Two knobs do all the tuning. `R` says how noisy the sensor is; `Q` says how much you let
the model drift. Get their ratio right and the filter is optimal; get it wrong and it either
lags reality (`Q` too small) or chases noise (`R` too small). In practice you start from the
sensor's datasheet for `R` and tune `Q` until the innovation $\mathbf{y}$ looks like white
noise.

<Callout type="note">
For numerical robustness in real systems, use the **Joseph form** of the covariance update,
$\mathbf{P} = (\mathbf{I}-\mathbf{KH})\hat{\mathbf{P}}(\mathbf{I}-\mathbf{KH})^{\!\top} +
\mathbf{KRK}^{\!\top}$, which stays symmetric positive-definite even with floating-point
error, where the compact $(\mathbf{I}-\mathbf{KH})\hat{\mathbf{P}}$ can drift and diverge.
</Callout>

## When the world isn't linear

The plain Kalman filter assumes $\mathbf{F}$ and $\mathbf{H}$ are linear. Robotics is full
of rotations and projections that aren't. Three extensions matter, and the last one is the
bridge to LiDAR-inertial SLAM:

- **Extended KF (EKF).** The dynamics $f$ and measurement $h$ are nonlinear, so you
  *linearize* them at the current estimate: use the Jacobians
  $\mathbf{F} = \left.\frac{\partial f}{\partial \mathbf{x}}\right|_{\hat{\mathbf{x}}}$ and
  $\mathbf{H} = \left.\frac{\partial h}{\partial \mathbf{x}}\right|_{\hat{\mathbf{x}}}$ in
  place of the matrices, run the same equations. Cheap, and it works when the nonlinearity
  is mild over one step.
- **Iterated EKF (iEKF).** One linearization point can be bad if the prior is far from the
  truth. So *relinearize*: after the update, recompute $\mathbf{H}$ at the new estimate and
  redo the update, iterating until it converges. Each iteration is a Gauss-Newton step on
  the maximum-a-posteriori objective. This is what FAST-LIO uses — it matters because the
  point-to-plane LiDAR residual is very nonlinear in the pose.
- **Error-state / on-manifold KF.** You can't add a vector to a rotation
  $\mathbf{R}\in SO(3)$ and stay on the manifold. So you track the state on the manifold but
  the *error* (and its covariance) in the tangent space, fusing with the $\boxplus/\boxminus$
  operators instead of $+/-$. This keeps rotations valid and the covariance minimal
  (3 numbers for orientation, not 9).

That last combination — an **iterated, error-state Kalman filter on a manifold** — is
exactly the engine inside FAST-LIO2, fusing a high-rate IMU prediction with thousands of raw
LiDAR points per scan. The Kalman gain there gets one more clever rewrite to handle those
thousands of measurements cheaply, which is where I'll pick up next.
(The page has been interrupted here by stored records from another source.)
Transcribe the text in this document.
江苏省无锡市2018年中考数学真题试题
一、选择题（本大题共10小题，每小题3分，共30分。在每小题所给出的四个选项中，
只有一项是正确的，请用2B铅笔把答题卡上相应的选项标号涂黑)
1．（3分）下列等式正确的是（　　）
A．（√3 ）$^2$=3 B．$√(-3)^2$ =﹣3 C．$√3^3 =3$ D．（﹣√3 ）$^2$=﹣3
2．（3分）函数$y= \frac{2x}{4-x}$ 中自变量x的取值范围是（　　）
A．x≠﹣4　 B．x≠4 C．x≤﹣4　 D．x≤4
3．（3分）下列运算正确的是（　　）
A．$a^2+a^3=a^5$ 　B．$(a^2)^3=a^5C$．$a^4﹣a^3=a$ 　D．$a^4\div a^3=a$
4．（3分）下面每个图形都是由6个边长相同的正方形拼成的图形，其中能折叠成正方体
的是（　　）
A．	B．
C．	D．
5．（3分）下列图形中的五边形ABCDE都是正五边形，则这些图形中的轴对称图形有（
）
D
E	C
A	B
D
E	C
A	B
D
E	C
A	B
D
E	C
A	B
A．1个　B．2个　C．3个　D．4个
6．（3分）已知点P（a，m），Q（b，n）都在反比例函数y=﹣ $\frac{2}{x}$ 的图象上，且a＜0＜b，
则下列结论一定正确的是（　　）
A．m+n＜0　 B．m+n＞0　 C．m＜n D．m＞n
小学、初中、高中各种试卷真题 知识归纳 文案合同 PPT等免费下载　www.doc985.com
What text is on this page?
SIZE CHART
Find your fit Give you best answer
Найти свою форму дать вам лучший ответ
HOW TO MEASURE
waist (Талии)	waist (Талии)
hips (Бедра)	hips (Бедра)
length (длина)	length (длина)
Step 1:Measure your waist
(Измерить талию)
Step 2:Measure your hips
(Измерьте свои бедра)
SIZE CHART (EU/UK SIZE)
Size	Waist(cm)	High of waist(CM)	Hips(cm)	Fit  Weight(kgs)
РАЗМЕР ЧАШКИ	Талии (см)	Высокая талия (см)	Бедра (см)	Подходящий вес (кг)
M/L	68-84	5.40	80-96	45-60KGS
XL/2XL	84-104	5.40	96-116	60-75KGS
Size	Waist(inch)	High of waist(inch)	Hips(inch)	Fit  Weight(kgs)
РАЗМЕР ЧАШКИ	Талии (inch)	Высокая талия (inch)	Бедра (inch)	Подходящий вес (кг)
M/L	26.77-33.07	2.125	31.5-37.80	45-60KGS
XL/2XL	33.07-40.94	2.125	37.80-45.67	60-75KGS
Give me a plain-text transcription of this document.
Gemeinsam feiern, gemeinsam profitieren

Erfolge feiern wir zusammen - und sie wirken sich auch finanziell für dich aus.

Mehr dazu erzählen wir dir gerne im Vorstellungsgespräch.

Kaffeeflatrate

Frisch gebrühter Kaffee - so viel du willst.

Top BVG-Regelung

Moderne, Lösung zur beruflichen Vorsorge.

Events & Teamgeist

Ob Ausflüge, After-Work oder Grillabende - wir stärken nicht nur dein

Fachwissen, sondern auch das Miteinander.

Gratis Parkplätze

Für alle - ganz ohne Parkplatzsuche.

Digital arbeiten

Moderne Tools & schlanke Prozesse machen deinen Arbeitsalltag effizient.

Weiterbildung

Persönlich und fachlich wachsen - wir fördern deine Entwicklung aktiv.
## The one-paragraph summary

A Kalman filter holds a Gaussian belief over a state. **Predict** moves the belief through a
motion model and inflates its uncertainty; **update** multiplies it by the measurement's
Gaussian, which sharpens it and pulls the mean toward the data by the gain $\mathbf{K}$ —
optimally weighted by which source is more certain. Linearize for nonlinear systems (EKF),
relinearize for hard ones (iEKF), and track the error in the tangent space for rotations.
That's the whole toolkit, and it runs real robots.